An IUL policy is an acronym for indexed universal life insurance. The history of universal life insurance goes back to the 1970s but the advent of IUL is fairly recent. In fact, what we now know as the modern IUL policy only dates back to the mid-1990s.
IUL policies use an index, usually a stock index, to determine the interest rate payable on the cash value of the policy. This rate is effective for the specific index period (normally not longer than one year) and then resets to a new rate with each new index segment. The interest rate-setting feature is subject to a cap and has a minimum rate under which the rate cannot go. For example, an IUL policy with a cap rate of 10% and a floor of 1% means the interest rate cannot go beyond 10% nor can it go below 1%.
The indices used to set the interest rate on an indexed universal life policy vary from company to company, but the most common indices available are: the S&P 500, Dow Jones Industry Average, NASDAQ, Euro Stoxx, and the Russell 5000 Index. The S&P index is by far the most common option on policies. These various options usually go by the name indexed account. So you might have, for example, an S&P 500 indexed account and a Dow Jones Industrial Average indexed account.
Most IUL policies offer a one-year index segment that tracks the one-year change in the index. The company uses the value of the index at the beginning of the segment and the value at the end of the segment to calculate the percentage change in the index. This change is the interest rate payable on the cash value of the policy–up to the cap rate.
If the index change is negative, the interest rate is whatever the guaranteed minimum floor rate is, which is usually 0 to 1%.
According to data from the Society of Actuaries (soa.org) the original argument for the creation of universal life insurance as a product came as a result of economic shifts in the 70s. The original concept was to combine a “flexible premium annuity with a monthly renewable term life insurance rider“. Before reading that, we never considered describing it as such but that's way clearer than any description offered by an insurance company.
Up to that point, the only type of permanent life insurance available was that provided by whole life insurance policies. But there was concern that cash value accumulation would be hindered by inflation and the death benefit guarantees offered by whole life would not entice younger generations to continue making the expensive and rigid premium payments.
You may also see this product called an Equity Indexed Universal Life Insurance policy. While this name is less common, some agents and insurance companies continue to use it.
Advantages Of An IUL Policy
Indexed universal life insurance policies have a cash value component that grows tax-deferred and can provide the policy owner with tax-free distributions. Because of the use of a stock market index to set interest payable on the cash accumulation value, IUL provides considerable upside potential for faster cash growth versus a standard whole life policy.
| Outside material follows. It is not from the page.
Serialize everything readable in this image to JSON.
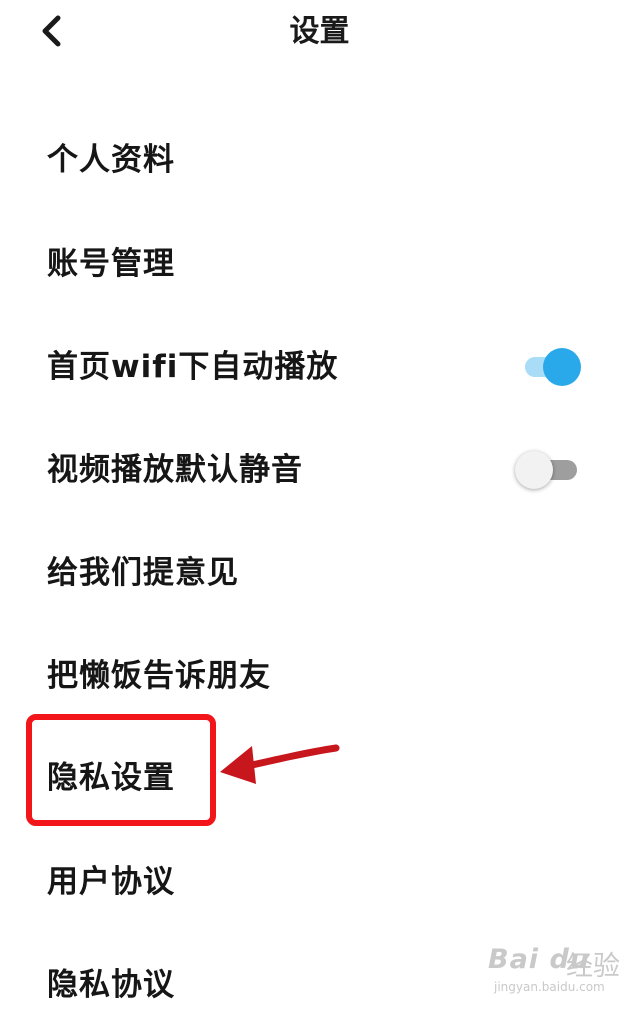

IUL also provides flexible premiums, which give the policy owner much more leeway over the amount of money contributed to the policy each year.
Like all universal life policies, IUL clearly details all of the fees associated with the policy. Prospective buyers can see a detailed yearly breakdown of all fees charged by the insurance company for its IUL policy.
In addition to the indexed account options, the policy owner can also choose to use some or all of his/her money in a fixed account that simply earns an interest rate declared annually by the insurance company, which is not tied to any stock index.
IUL policies also provide different death benefit options. Policy owners can choose between a level or increasing coverage amount.
Unlike a variable universal life insurance policy, which can lose money when the market goes down, indexed universal life insurance has a minimum interest rate floor, which prevents the policyholder from losing money in a market decline.
Lastly, IUL policies offer living death benefit features, which can provide policy owners with a terminal illness, chronic illness, and/or critical illness feature. This can work as a supplemental plan for long-term care insurance.
What Are The Drawbacks Of Indexed Universal Life Insurance?
While there are many benefits of owning an indexed universal life insurance policy, there are some important cons of indexed universal life insurance you should understand.
IUL policies do have a guaranteed floor, which prevents you from losing money if the index followed has a bad year. But there are expenses that you must cover when you own one of these policies. If the interest earnings from the indexing feature are less than the policy expenses of the life insurance policy, you will lose some of your cash-surrender value in the policy.
You do have to be careful about how much money you put into the policy. If you contribute too much, you could create a modified endowment contract (MEC).
IUL's do have surrender charges. This means that you will not be able to cancel your policy for several years without losing some of the cash value accumulated in your policy. Eventually the surrender charges do go away, but this can take more than 10 years to happen.
Lastly, the cost of insurance on an indexed universal life policy can increase each year. This rising cost of insurance could lead to problems for some policy owners who do not pay premiums in the amounts originally planned.
How To Get An Iul Policy
If after reading the above, you think that an indexed UL policy is right for you, you should begin seeking out help from a licensed insurance agent.
You should understand that not all insurance companies and not all insurance agents deal in indexed policies. So you'll have to find an agent who works with a company that sells IUL policies. Luckily, there are quite a few companies and agents you'll find to choose from.
The application process for an indexed universal life policy will be very similar to the process for all other types of life insurance–this includes whole life insurance and term life insurance.
How Much Does IUL Cost?
Indexed UL policies will have a cost very similar to whole life insurance. This means the policy will be considerably more expensive than term life insurance for the same death benefit, but IUL policies are intended to last for your entire life.
How Much Can I Contribute To a Policy
The amount that you can contribute to an indexed UL policy depends on your chosen death benefit amount and age at policy issue. Larger death benefits will allow for more contribution.
Your insurance agent can help guide you on the maximum amount that you can contribute to this policy.
Why Is Indexed Universal Life Insurance So Popular?
Indexed life insurance policies are popular because they give policyholders access to returns that are somewhat market-related without being subject to market volatility/risk of loss. This rate of return is theoretically higher than traditional whole life insurance and similar universal life policies that do not have an indexing feature.
Additionally, IUL policies provide several tax benefits that cause a lot of people to look at the cash value as having an almost Roth IRA like feature. This being said, a Roth IRA is a very different financial vehicle that should not be confused with life insurance.
Lastly, there are some people who use IUL and other forms of cash value life insurance as a tool to provide retirement income that reduces the taxability of social security income.
Should You Get Indexed Universal Life Insurance?
The decision to buy an indexed universal life policy depends on many factors. For someone who needs/wants death benefit and is looking for an additional way to accumulate wealth through insurance cash value, these policies might be a good fit.
Additionally, if you have a need for life insurance that extends beyond the coverage periods provided by term life insurance policies, you may find what you are looking for with an IUL.